Telemedicine is equally as effective as in-person evaluation and treatment of non-acute headache, according to research published in Cephalalgia.

The results are promising for patients who don't have regular or convenient access to headache specialists.

In order to compare patient satisfaction with telemedicine and its effects on headache burden, diagnosis and treatment compliance, and follow-up consultations, Kai I. Muller, of The Arctic University of Norway, and colleagues randomized 402 patient clinic consultations to either telemedicine or traditional visits over a 2.5 year period.

Data at baseline were compared to data from a 3-month follow-up questionnaire, which queried “satisfaction with the consultation; headache status; subjective improvement, average pain intensity, treatment, headache days per month, and Headache Impact Test (HIT-6); and treatment compliance and follow-up visits.”

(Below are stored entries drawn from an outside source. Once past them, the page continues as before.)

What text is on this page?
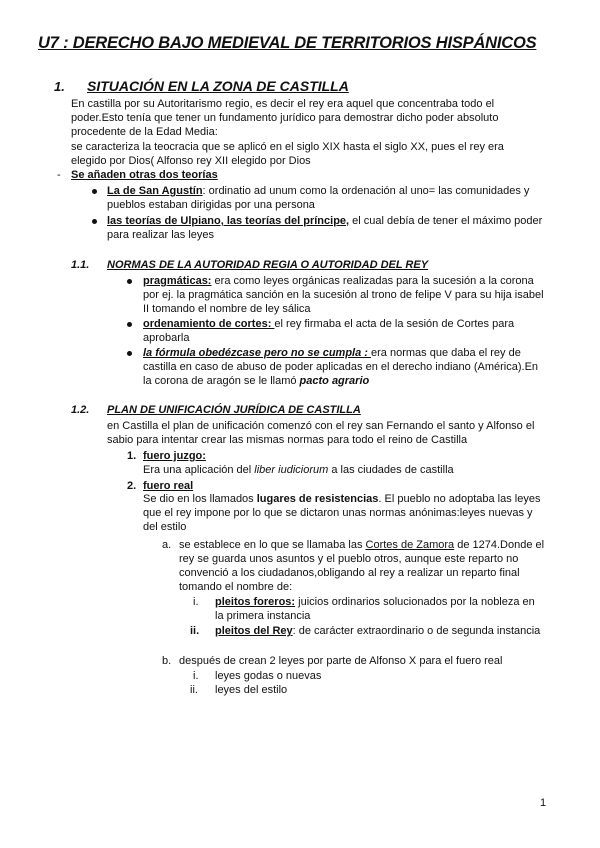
U7 : DERECHO BAJO MEDIEVAL DE TERRITORIOS HISPÁNICOS
1. SITUACIÓN EN LA ZONA DE CASTILLA
En castilla por su Autoritarismo regio, es decir el rey era aquel que concentraba todo el
poder.Esto tenía que tener un fundamento jurídico para demostrar dicho poder absoluto
procedente de la Edad Media:
se caracteriza la teocracia que se aplicó en el siglo XIX hasta el siglo XX, pues el rey era
elegido por Dios( Alfonso rey XII elegido por Dios
- Se añaden otras dos teorías
La de San Agustín: ordinatio ad unum como la ordenación al uno= las comunidades y
pueblos estaban dirigidas por una persona
las teorías de Ulpiano, las teorías del príncipe, el cual debía de tener el máximo poder
para realizar las leyes
1.1. NORMAS DE LA AUTORIDAD REGIA O AUTORIDAD DEL REY
pragmáticas: era como leyes orgánicas realizadas para la sucesión a la corona
por ej. la pragmática sanción en la sucesión al trono de felipe V para su hija isabel
II tomando el nombre de ley sálica
ordenamiento de cortes: el rey firmaba el acta de la sesión de Cortes para
aprobarla
la fórmula obedézcase pero no se cumpla : era normas que daba el rey de
castilla en caso de abuso de poder aplicadas en el derecho indiano (América).En
la corona de aragón se le llamó pacto agrario
1.2. PLAN DE UNIFICACIÓN JURÍDICA DE CASTILLA
en Castilla el plan de unificación comenzó con el rey san Fernando el santo y Alfonso el
sabio para intentar crear las mismas normas para todo el reino de Castilla
1. fuero juzgo:
Era una aplicación del liber iudiciorum a las ciudades de castilla
2. fuero real
Se dio en los llamados lugares de resistencias. El pueblo no adoptaba las leyes
que el rey impone por lo que se dictaron unas normas anónimas:leyes nuevas y
del estilo
a. se establece en lo que se llamaba las Cortes de Zamora de 1274.Donde el
rey se guarda unos asuntos y el pueblo otros, aunque este reparto no
convenció a los ciudadanos,obligando al rey a realizar un reparto final
tomando el nombre de:
i. pleitos foreros: juicios ordinarios solucionados por la nobleza en
la primera instancia
ii. pleitos del Rey: de carácter extraordinario o de segunda instancia
b. después de crean 2 leyes por parte de Alfonso X para el fuero real
i. leyes godas o nuevas
ii. leyes del estilo
1
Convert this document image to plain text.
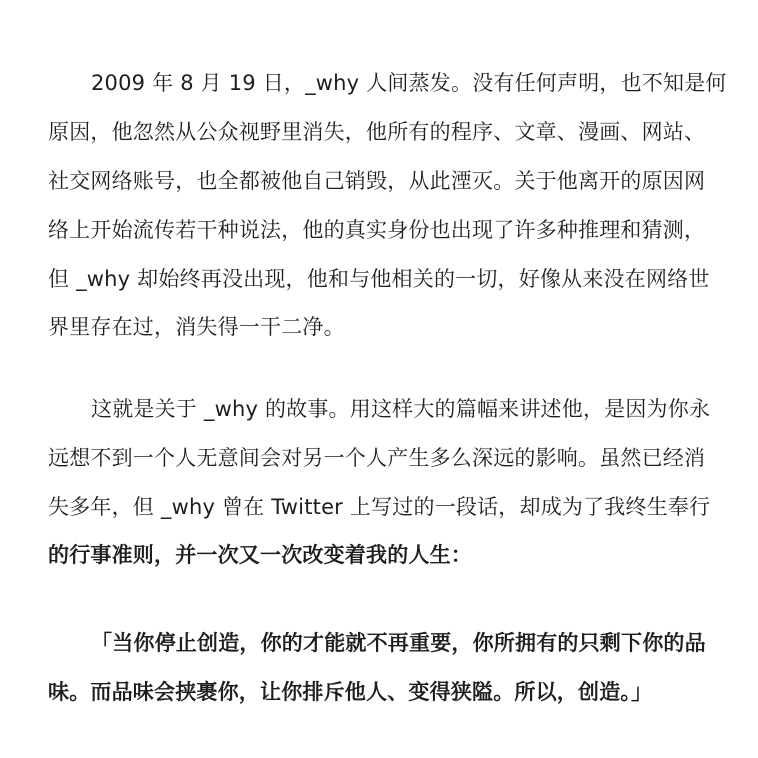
2009 年 8 月 19 日，_why 人间蒸发。没有任何声明，也不知是何
原因，他忽然从公众视野里消失，他所有的程序、文章、漫画、网站、
社交网络账号，也全都被他自己销毁，从此湮灭。关于他离开的原因网
络上开始流传若干种说法，他的真实身份也出现了许多种推理和猜测，
但 _why 却始终再没出现，他和与他相关的一切，好像从来没在网络世
界里存在过，消失得一干二净。
这就是关于 _why 的故事。用这样大的篇幅来讲述他，是因为你永
远想不到一个人无意间会对另一个人产生多么深远的影响。虽然已经消
失多年，但 _why 曾在 Twitter 上写过的一段话，却成为了我终生奉行
的行事准则，并一次又一次改变着我的人生：
「当你停止创造，你的才能就不再重要，你所拥有的只剩下你的品
味。而品味会挟裹你，让你排斥他人、变得狭隘。所以，创造。」
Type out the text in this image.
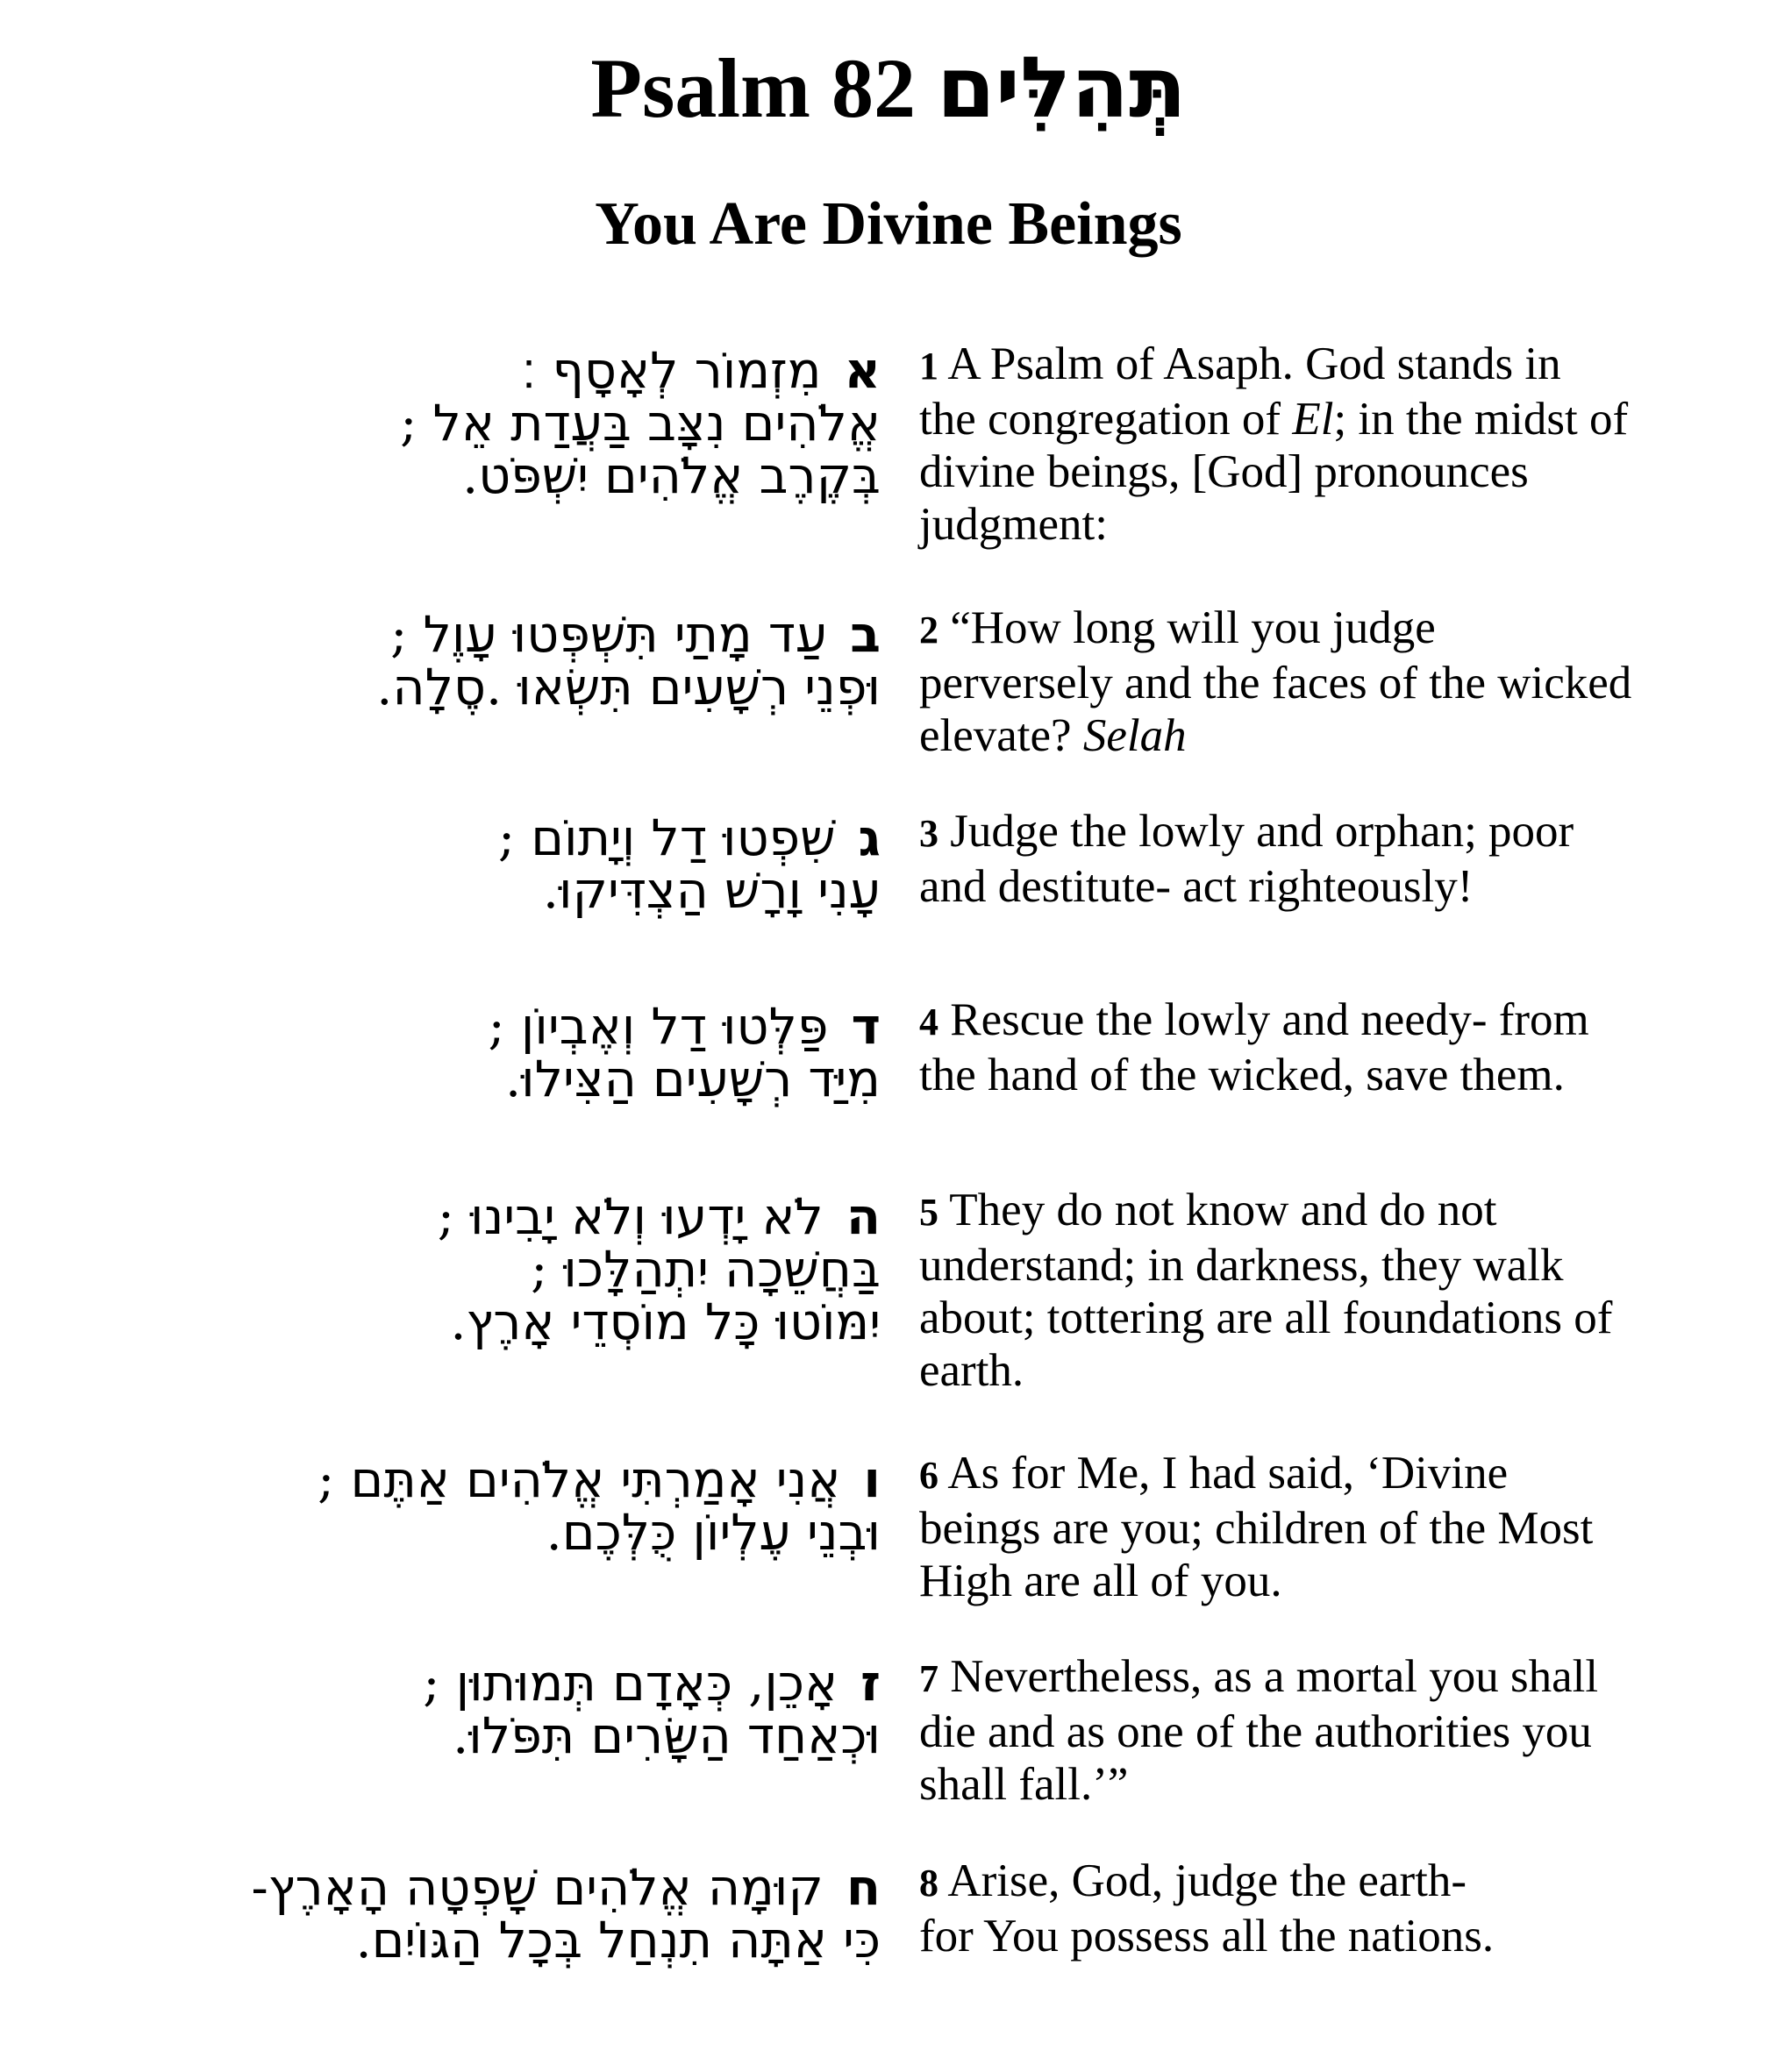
Psalm 82 תְּהִלִּים
You Are Divine Beings
אמִזְמוֹר לְאָסָף ׃
אֱלֹהִים נִצָּב בַּעֲדַת אֵל ;
בְּקֶרֶב אֱלֹהִים יִשְׁפֹּט.
1 A Psalm of Asaph. God stands in
the congregation of El; in the midst of
divine beings, [God] pronounces
judgment:
בעַד מָתַי תִּשְׁפְּטוּ עָוֶל ;
וּפְנֵי רְשָׁעִים תִּשְׂאוּ .סֶלָה.
2 “How long will you judge
perversely and the faces of the wicked
elevate? Selah
גשִׁפְטוּ דַל וְיָתוֹם ;
עָנִי וָרָשׁ הַצְדִּיקוּ.
3 Judge the lowly and orphan; poor
and destitute- act righteously!
דפַּלְּטוּ דַל וְאֶבְיוֹן ;
מִיַּד רְשָׁעִים הַצִּילוּ.
4 Rescue the lowly and needy- from
the hand of the wicked, save them.
הלֹא יָדְעוּ וְלֹא יָבִינוּ ;
בַּחֲשֵׁכָה יִתְהַלָּכוּ ;
יִמּוֹטוּ כָּל מוֹסְדֵי אָרֶץ.
5 They do not know and do not
understand; in darkness, they walk
about; tottering are all foundations of
earth.
ואֲנִי אָמַרְתִּי אֱלֹהִים אַתֶּם ;
וּבְנֵי עֶלְיוֹן כֻּלְּכֶם.
6 As for Me, I had said, ‘Divine
beings are you; children of the Most
High are all of you.
זאָכֵן, כְּאָדָם תְּמוּתוּן ;
וּכְאַחַד הַשָּׂרִים תִּפֹּלוּ.
7 Nevertheless, as a mortal you shall
die and as one of the authorities you
shall fall.’”
חקוּמָה אֱלֹהִים שָׁפְטָה הָאָרֶץ-
כִּי אַתָּה תִנְחַל בְּכָל הַגּוֹיִם.
8 Arise, God, judge the earth-
for You possess all the nations.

Of the 402 patient consultations conducted over the study period, 348 (86.6%) completed the follow-up questionnaire. The researchers found that patient satisfaction was similar across both the telemedicine and traditional consultation groups (88.8% vs 92.3%; P= .35). Measures of improvement of health status were equal across both groups, and there was no difference in treatment compliance, although rural patients assigned to the telemedicine group did have less frequent headache visits at 3 months (28.9% vs 48.7%, P= .002).

The researchers concluded that telemedicine in non-inferior to traditional consultations with a headache specialist regarding patient satisfaction, evaluation, and treatment of non-acute headache.

Reference

Muller KI, Alstadhaug KB, Bekklelund SI. Telemedicine in the management of non-acute headaches: A prospective, open-labelled non-inferiority, randomised clinical trial. Cephalalgia. 2016; doi: 10.1177/0333102416654885.